法廷に弁護士を連れてこないとか、舐めプにもほどがある……やはり、裁判官とグルということだろう(ちなみに、これは民事裁判なので弁護士は必須ではない)。
「えー、それでは……」
裁判長は面倒くさそうに手元の書類に目を通し始める。
「まず、被告人代表のローラさん。あなたの意見を述べてください」
「はいっ!」
ローラは、立ち上がると陳述を始めた。
「原告の主張は『自動人形の所有権は自分にある』というものだと理解しています。確かに、我が王国の基本法は、所有権は厳格に尊重されるべきものと定めています。しかし、基本法は同時に『公共の福祉のために、個人の所有権は制限される場合がある』とも定めています。今回の紛争においても、自動人形を冒険者ギルドの共有財産とすることは、公共の福祉のためとして、認められることが妥当であると、私は主張します」
「うわっ。意外とちゃんとしてる……」
僕の隣で、マキナが目をパチクリさせて驚いている。
「そういえば、この女のステータス、見るの忘れてたなあ。どれどれ……あ、けっこう知力高いじゃん」
確かに、僕の目から見ても、ローラの堂々とした弁舌は、彼女の若さを考えれば大したものだった。

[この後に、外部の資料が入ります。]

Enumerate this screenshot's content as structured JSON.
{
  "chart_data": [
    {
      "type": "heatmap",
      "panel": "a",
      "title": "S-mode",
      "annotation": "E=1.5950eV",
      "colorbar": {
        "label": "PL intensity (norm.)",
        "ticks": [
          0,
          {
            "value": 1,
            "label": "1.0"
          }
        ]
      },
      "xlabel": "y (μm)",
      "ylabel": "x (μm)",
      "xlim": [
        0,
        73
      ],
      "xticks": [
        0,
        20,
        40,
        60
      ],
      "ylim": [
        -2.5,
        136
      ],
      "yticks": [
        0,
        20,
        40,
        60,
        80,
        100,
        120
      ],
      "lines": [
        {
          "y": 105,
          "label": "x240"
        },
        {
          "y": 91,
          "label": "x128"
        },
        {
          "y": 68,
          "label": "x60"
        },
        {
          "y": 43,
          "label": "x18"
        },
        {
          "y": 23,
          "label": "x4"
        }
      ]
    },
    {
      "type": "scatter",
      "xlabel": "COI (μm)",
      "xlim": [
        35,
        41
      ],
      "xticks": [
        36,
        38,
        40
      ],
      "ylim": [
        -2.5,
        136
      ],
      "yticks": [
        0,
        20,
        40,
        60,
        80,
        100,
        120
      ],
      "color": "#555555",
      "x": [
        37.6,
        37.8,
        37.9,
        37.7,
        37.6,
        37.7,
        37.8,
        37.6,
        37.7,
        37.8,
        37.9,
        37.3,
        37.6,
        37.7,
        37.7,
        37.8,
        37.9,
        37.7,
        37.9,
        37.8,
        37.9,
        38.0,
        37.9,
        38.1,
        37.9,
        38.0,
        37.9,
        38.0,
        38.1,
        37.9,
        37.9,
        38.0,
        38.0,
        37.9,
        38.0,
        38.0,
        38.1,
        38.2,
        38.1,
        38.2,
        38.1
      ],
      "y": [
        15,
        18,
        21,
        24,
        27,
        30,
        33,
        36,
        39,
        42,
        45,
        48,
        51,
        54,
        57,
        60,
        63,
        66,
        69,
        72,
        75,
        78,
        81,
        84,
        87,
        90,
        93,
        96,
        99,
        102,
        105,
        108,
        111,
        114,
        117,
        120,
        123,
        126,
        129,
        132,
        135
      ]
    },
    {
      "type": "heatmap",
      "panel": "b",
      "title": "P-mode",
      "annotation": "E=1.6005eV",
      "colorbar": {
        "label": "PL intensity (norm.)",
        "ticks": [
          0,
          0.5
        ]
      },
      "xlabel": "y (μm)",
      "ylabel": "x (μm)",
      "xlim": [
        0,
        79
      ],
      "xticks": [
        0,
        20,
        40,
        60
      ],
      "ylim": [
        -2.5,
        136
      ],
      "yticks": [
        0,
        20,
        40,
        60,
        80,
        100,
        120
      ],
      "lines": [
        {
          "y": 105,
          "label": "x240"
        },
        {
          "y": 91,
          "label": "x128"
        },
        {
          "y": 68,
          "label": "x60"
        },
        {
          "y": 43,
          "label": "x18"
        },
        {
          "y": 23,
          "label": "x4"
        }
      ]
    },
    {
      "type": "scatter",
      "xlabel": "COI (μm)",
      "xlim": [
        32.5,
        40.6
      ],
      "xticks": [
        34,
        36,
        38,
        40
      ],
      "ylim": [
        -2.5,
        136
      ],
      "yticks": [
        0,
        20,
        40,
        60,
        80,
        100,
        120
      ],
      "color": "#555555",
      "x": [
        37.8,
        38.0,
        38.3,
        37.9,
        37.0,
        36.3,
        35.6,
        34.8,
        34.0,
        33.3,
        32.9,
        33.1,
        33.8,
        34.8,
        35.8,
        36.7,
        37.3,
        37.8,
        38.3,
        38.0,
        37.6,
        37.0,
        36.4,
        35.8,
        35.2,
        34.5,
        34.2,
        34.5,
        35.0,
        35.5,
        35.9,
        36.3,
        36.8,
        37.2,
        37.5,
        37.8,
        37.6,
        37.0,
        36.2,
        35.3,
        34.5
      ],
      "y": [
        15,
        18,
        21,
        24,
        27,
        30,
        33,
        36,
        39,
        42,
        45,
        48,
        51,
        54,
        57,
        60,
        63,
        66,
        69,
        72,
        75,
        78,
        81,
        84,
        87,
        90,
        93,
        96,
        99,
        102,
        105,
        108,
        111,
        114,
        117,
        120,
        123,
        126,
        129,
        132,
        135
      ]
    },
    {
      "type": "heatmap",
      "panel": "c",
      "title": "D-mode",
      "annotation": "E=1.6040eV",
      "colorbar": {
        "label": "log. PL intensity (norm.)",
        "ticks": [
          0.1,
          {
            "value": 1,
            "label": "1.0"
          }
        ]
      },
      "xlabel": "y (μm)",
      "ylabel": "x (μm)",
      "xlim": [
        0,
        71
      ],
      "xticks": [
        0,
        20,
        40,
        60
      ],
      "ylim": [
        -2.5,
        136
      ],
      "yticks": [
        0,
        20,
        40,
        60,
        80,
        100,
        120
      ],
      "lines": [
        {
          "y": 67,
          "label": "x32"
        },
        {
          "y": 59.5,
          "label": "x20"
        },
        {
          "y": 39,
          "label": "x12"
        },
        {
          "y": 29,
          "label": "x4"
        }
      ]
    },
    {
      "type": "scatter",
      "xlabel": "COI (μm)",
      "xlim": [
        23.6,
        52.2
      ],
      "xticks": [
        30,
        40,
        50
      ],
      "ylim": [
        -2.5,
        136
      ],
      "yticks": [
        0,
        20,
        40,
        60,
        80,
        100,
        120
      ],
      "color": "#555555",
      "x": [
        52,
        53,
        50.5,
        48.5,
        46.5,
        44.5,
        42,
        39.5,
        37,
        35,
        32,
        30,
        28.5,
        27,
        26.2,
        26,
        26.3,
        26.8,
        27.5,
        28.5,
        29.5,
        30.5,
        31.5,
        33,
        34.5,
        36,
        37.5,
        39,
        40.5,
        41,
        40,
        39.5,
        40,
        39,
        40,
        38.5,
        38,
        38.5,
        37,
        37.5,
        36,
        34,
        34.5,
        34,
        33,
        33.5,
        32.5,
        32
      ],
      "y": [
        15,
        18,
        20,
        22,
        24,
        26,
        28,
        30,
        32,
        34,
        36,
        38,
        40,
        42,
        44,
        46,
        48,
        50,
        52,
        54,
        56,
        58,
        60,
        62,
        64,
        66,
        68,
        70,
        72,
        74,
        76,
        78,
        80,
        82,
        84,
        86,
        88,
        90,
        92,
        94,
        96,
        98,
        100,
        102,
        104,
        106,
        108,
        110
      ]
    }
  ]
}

もっとも、その法律論は噴飯物でしかない。「自動人形を共有財産化することは、基本法が想定する公共の福祉に該当しない」と言ってしまえば、ローラの主張は一発で吹っ飛んでしまう。
……ただし、それは「ここがまともな法廷なら」の話だ。
僕は、涼しい顔をしている裁判長を密かににらみつけながら、覚悟を決める。
「では次に」と裁判長。「原告のカケルさん。意見を述べてください」
「はい」
僕は立ち上がると、意見を述べ始めた。
「大変申し訳ないのですが……僕の主張は『自動人形の所有権は僕にある』というものではありません」
「な、なんですって……!」
「……ほう?」
ローラが驚愕し、裁判長も興味深そうな声を漏らす。
その反応をしっかりと確認してから、僕は言った。